Les petites et moyennes réparations en termes d’envergure sont à sa
responsabilité tandis que les majeures incombent aux nus-propriétaires, soit
les autres héritiers. Elle doit impliquer et coordonner la gestion des biens
avec les nus-propriétaires dans ce cas de figure. Sinon, elle peut opter pour le
quart en pleine propriété. Le reste des héritiers se partagera le reste. Là où
votre présence peut tout changer, c’est qu’étant enfant d’une autre union, vous
pouvez prétendre à l’héritage et elle perd l’option de l’usufruit
– Donc elle devra se
contenter du quart en pleine propriété si je comprends bien
– Tout à fait
– Merveilleux. Mais
il n’y a rien qu’on puisse faire concernant la moitié qui lui revient d’office ?
– Non la loi ne
permet pas d’écarter une veuve ni les enfants M Sani
– OK, dis-je. ¾ pour
cinq garçons ce n’est pas énorme, mais au moins elle ne pourra pas s’asseoir
sur tout et j’ai aussi le compte bancaire en France dont elle ignore l’existence
C’est tout satisfait que
je quitte le bureau de l’avocat. Il m’a expliqué qu’une fois que Mireille
saisira un notaire pour procéder au partage de l’héritage, ce dernier est tenu
de trouver tous les potentiels héritiers avant de continuer avec la succession.

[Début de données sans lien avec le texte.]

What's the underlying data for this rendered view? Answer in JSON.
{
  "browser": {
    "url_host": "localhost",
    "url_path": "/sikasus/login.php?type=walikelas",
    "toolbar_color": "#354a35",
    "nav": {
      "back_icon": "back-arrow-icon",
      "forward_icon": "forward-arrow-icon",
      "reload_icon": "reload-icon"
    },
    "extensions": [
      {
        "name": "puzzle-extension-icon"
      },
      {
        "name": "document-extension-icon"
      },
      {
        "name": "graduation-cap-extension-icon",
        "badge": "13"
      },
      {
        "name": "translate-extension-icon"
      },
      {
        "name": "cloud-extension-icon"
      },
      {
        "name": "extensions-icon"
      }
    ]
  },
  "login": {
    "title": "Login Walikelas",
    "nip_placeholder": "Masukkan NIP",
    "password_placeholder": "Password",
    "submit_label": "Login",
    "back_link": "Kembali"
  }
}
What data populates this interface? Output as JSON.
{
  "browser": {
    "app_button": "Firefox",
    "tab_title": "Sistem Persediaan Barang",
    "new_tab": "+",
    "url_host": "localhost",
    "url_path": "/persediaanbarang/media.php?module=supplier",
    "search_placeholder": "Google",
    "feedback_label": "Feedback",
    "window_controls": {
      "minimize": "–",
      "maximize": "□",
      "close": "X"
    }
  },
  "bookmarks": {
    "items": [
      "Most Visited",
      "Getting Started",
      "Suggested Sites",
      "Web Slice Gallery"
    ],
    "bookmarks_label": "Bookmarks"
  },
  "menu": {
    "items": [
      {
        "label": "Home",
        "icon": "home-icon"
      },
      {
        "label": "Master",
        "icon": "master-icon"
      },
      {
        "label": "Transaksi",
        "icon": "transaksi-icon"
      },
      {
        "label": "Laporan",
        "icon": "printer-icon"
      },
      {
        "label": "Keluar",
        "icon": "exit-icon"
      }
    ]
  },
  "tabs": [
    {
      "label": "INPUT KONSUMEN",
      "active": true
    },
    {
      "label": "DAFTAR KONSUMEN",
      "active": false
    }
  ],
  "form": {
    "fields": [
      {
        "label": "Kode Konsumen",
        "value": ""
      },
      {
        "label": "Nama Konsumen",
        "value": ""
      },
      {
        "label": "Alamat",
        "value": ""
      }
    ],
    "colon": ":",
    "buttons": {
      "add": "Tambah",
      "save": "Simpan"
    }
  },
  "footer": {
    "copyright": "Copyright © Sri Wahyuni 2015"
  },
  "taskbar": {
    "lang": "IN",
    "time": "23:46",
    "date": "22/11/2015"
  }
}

C’est à ce moment que maman et moi ferons notre grande sortie. D’ici là, je
vais me rendre aux funérailles en tant qu’ami de son fils et observer tout ça
de loin. Peut-être pourrai-je même trouver des preuves pour l’incriminer. Papa
avait quand même mentionné le fait qu’elle ait un amant. S’il pouvait sortir de
son trou et que je les prenne sur le fait, je les enverrais tous les deux
croupir dans un taudis. On verra comment elle pourra tuer les gens là-bas.
***Mireille Sani***
J’ai pris le temps
nécessaire pour consoler mes enfants et calmer les cœurs, principalement celui
d’Ezra qui ne démordait pas avec le nom de Jeanne dans sa bouche. Dans la vie
il faut choisir ses batailles, et j’ai décidé de laisser cette petite sur le
côté bien qu’elle se soit moquée de moi. La mettre au centre de cette histoire,
c’est risquer qu’elle craque et avoue toutes les conspirations de Martin. Mes
enfants ne le supporteront pas et pire, mes ennemis seront informés. Déjà que l’un
a eu le toupet de se présenter chez nous comme fils d’un ancien collègue. J’avoue
que je ne sais pas ce qui m’a le plus choqué entre la découverte que Martin
avait tout un fils en dehors de nos enfants, ou que ce dernier ait eu l’audace
de sortir de sa tanière.
Sinon je l’ai appris en
ramassant son téléphone après l’avoir noyé. J’ai également fait d’autres
découvertes et je m’en vais discuter avec mon notaire de tout ceci. Il me faut
un plan d’action pour les mois à venir.
– Martin a osé te
faire ça ? il s’offusque devant les feuilles
imprimées des courriels ainsi que SMS de Martin
– Nous n’en sommes
plus à ça Norbert. Il l’a fait et n’est plus. Ce que je veux savoir c’est ce
qui m’attend pour la suite
– Bon, si c’est réellement
son fils, tu ne peux pas l’écarter. Toutefois, si je me fie au courriel dans
lequel Martin exigeait qu’on donne une procuration à George chez HSBC Poitiers,
on peut jouer sur le fait que Martin n’avait pas toutes ses facultés en lui
signant ses procurations et qu’il a profité de lui. On peut aller plus loin, en
optant pour le recel successoral s’il a touché au compte après le décès de
Martin. Ce que ça veut dire, c’est qu’il essaierait de s’approprier une part
supérieure de la succession et rompt ainsi le principe d’égalité dans le partage.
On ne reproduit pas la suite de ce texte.